Все правильно! То есть жизнь продолжается своим чередом — и ни уход Вани, ни Марусино бесовское перерождение, ни Лизино отступничество не изменили ровного, целенаправленного ее течения. А Теодоров… что ж Теодоров!.. он всего лишь малая демографическая величина, которую можно не принимать во внимание.
Прощаюсь с Ильей и еду… куда? В медицинское училище, конечно. А зачем? А вот хочу, предположим, повидаться с вахтершей, с той самой, что не открыла мне дверь, а затем вызвала милицейский наряд. Хочу взглянуть в ее честные глаза. Хочу поблагодарить за бдительность эту стойкую женщину, эту хранительницу девичьей непорочности. (Так разогреваю себя в автобусе.)
На вахте, однако, никого нет. Входи, кто пожелает, насилуй кого угодно! Что ж, посетим в таком случае жилицу 309-й комнаты, усмехаюсь я, как сатир, и с кривой усмешкой на губах поднимаюсь на третий этаж. Мимо проскальзывают, пробегают всякие разные… толстые и тонкие, черные и белые… великое множество их тут обитает, и мое горячечное воображение вдруг услужливо рисует жуткую картину коллективной, поэтажной мастурбации в этом здании… меня передергивает.

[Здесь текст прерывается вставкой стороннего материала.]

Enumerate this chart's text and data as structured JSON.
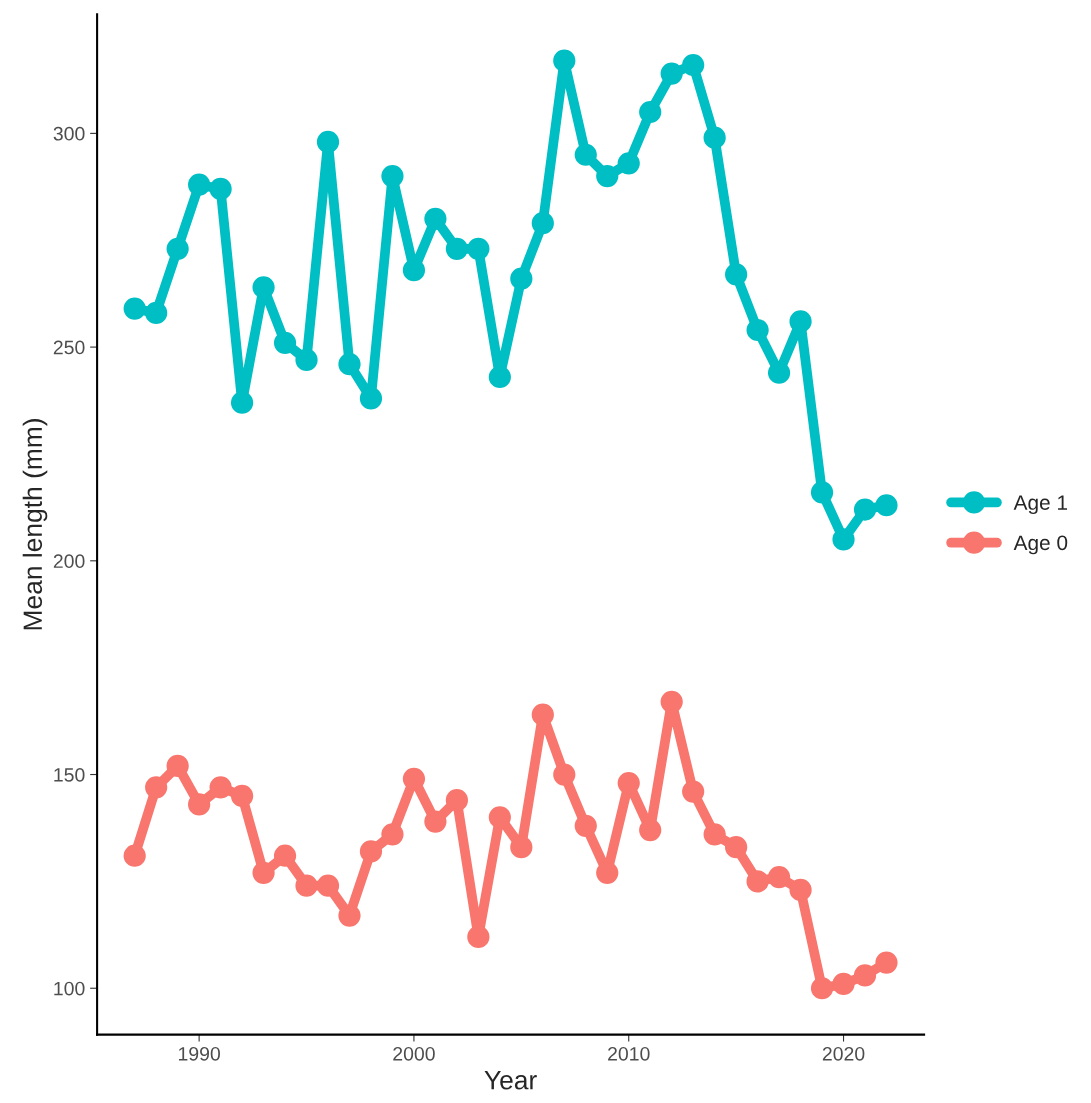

Я стучу в дверь 309-й. Зло стучу, громко, как человек, которого лишили ключа от собственной квартиры и не желают туда пускать. Дверь тотчас открывается. Передо мной Семенова. Она же Лиза. Она же Лизонька. В коротком домашнем халате, с растрепанными волосами, с горящей сигаретой в руке.
Молча мы смотрим друг на друга. Одно мгновенье… другое… три, предположим, мгновенья.
— Привет! — говорю я. — Рада? Лиза молча отступает в сторону.
— Могу войти?
— Входи. Но у меня бардак.
— Неважно. К бардакам привык, — отвечаю я и переступаю порог.
Крохотная комнатушка на один стол и одну кровать. Подвесной рукомойник, под ним таз на табуретке. На столе плитка, чайник, пепельница с окурками, исписанные листы бумаги — творит, значит.
— Так! — говорю я, оглядев это общежитское убожество. — Живешь ты, выходит, одна, без подружки. Ясно.
— А ты к подружке пришел? — прикрывает она дверь.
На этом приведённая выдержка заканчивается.